Shares of Divi's Laboratories hit a new high of Rs 4,240, up 3 per cent on the BSE in intra-day trade on Monday after the drugmaker reported strong results for the March quarter (Q4FY21), with EBITDA (earnings before interest, taxes, depreciation, and amortization) margins expanding by 807 basis points (bps) to 40.1 per cent year-on-year (YoY), due to better gross margin performance and lower other expenditure.
The board has recommended a dividend of Rs 20 (i.e. 1,000 per cent) per equity share of the face value of Rs 2 each for the financial year 2020-21 (FY21). The stock of the pharmaceutical company surpassed its previous high of Rs 4,203 touched on May 10, 2021.
In Q4FY21, Divi's Labs reported a 25 per cent YoY jump in its net profit to Rs 488 crore, as against Rs 392 crore in Q4FY20. Total revenues rose 20 per cent YoY to Rs 1,741 crore from Rs 1,453 crore in the year-ago quarter. The company benefited from a low base in the year-ago quarter which was hit by the Covid-19-led national lockdown.
The company said it took a capacity expansion with an estimated investment of Rs 400 crore for fast-tracking a customs synthesis (CS) project. A part of the project has been completed and become operational, it said, adding that the rest of the plan will be completed during the early part of the next financial year.
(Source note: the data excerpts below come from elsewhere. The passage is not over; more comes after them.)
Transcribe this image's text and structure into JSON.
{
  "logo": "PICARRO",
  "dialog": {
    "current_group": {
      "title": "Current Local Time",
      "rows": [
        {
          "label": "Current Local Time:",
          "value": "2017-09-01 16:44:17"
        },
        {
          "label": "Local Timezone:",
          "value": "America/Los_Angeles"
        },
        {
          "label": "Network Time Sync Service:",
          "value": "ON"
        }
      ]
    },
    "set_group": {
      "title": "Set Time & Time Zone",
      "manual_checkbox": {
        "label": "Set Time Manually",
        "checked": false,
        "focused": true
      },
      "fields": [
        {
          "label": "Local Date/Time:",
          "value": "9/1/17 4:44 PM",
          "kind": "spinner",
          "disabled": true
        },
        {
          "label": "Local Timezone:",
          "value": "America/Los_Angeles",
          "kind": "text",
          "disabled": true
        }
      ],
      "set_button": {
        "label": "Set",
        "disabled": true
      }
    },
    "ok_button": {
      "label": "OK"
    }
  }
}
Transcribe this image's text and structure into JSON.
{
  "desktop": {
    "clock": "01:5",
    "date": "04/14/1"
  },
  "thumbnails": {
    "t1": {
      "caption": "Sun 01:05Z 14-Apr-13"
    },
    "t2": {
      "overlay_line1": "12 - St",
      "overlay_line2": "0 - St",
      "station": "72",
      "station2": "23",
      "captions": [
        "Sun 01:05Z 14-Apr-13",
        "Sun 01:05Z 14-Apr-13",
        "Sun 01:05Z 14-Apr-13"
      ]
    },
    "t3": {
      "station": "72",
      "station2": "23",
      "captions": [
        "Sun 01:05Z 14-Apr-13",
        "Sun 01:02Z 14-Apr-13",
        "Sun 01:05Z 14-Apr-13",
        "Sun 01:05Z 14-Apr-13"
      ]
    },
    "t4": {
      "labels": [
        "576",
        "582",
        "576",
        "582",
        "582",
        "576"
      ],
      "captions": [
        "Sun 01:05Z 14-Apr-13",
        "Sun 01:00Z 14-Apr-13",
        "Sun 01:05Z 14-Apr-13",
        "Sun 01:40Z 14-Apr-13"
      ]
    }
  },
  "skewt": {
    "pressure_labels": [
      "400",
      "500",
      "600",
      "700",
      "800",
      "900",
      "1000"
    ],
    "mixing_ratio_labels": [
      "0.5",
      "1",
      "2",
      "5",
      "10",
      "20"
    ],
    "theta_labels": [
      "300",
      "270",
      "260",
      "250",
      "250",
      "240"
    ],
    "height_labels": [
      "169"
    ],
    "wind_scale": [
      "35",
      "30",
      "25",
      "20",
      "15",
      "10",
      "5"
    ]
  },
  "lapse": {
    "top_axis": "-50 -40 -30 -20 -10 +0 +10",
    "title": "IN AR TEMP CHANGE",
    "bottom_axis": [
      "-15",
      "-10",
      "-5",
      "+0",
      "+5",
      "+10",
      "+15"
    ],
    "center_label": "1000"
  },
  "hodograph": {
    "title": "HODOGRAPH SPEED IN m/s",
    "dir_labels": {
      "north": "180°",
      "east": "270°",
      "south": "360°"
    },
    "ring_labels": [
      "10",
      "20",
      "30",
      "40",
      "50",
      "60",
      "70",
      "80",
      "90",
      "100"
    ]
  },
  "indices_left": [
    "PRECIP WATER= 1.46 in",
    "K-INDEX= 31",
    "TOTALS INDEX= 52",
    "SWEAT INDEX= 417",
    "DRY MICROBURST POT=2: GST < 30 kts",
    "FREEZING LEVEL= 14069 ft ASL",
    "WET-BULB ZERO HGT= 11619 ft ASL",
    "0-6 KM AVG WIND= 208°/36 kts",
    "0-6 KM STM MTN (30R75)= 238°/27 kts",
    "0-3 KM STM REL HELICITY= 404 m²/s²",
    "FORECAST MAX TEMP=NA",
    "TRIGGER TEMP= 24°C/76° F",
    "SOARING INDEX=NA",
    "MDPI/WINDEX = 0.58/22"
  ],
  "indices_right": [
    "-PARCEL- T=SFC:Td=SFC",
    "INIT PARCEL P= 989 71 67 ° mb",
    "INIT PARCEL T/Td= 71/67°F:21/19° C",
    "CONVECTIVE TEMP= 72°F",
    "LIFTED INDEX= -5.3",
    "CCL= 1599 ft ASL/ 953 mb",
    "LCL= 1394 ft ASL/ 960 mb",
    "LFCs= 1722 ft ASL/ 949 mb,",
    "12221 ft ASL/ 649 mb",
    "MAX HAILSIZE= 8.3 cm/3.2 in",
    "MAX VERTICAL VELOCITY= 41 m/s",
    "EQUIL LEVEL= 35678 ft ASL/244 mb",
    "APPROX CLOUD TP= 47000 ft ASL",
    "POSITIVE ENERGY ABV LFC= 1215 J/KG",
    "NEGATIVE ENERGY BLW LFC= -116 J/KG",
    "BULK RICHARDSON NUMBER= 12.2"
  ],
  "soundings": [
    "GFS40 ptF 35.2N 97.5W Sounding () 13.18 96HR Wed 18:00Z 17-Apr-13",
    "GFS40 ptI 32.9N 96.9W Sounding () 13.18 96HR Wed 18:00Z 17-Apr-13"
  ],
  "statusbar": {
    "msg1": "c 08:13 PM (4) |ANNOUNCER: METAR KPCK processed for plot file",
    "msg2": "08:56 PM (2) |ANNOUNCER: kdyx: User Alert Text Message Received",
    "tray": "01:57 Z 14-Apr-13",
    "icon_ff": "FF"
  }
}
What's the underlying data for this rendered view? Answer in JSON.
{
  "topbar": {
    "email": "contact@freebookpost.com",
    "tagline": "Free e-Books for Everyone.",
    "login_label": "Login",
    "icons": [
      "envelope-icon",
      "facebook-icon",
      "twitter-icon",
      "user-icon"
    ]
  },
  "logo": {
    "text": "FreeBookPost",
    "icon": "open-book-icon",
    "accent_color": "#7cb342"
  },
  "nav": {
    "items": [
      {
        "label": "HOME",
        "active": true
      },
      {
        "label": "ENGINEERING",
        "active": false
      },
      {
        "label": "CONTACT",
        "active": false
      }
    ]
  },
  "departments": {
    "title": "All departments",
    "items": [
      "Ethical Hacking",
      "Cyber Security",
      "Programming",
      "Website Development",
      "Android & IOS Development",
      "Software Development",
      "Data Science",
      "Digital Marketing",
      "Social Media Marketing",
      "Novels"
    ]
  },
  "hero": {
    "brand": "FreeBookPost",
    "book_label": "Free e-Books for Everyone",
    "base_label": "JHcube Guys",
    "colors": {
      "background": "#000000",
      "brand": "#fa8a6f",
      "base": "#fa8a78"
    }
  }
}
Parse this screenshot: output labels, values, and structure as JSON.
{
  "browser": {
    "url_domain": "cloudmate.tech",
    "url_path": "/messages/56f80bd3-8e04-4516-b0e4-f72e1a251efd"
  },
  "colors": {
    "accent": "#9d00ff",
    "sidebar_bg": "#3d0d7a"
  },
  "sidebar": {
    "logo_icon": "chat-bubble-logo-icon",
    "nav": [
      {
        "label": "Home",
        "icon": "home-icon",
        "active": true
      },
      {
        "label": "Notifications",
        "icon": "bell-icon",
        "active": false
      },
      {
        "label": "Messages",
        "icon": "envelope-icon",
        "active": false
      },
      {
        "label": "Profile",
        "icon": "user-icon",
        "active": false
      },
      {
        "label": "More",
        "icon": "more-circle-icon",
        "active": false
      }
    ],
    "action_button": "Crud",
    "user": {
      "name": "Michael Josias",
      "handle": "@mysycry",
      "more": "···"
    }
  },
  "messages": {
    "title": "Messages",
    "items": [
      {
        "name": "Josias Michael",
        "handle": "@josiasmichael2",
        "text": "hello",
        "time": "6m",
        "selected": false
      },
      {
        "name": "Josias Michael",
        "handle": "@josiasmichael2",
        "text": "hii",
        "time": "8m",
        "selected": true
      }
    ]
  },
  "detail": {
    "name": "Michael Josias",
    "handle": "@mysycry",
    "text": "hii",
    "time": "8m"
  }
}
“Q4 topline was in line with I-direct estimates whereas profitability was higher than expected amid better gross margin performance. More than strong quarterly performance (the management stresses in a business like this can be lumpy) important narrative for Divi’s is unprecedented capex to further augment capacities besides preparing for growing opportunities arising from China plus one factor,” ICICI Securities said in result update.
The impact of Divi's aggressive capex of Rs 3,700 crore [Rs 1,800 crore (completed) + Rs 400 crore (custom synthesis blocks) + Rs 1500 crore (greenfield Kakinada plant)] is already visible and expected to reflect in FY22- 23, the brokerage said. It further added that Divi’s stays a quintessential play on the Indian API/CRAMs segment with its product offering, execution prowess.
Brokerage Motilal Oswal Financial Services has raised its FY22E/FY23E EPS estimate for Divi's by 4 per cent each to reflect scale-up in CS projects, enhanced capacity for APIs in the Generics segment and better profitability on account of backward integration.
"We remain positive on Divi's on the back of sustained volume growth in base molecules, superior performance in niche categories of CS and Nutraceuticals, ability to work on complex Iodine based chemistry, and sufficient cash available to take up new projects," the brokerage said.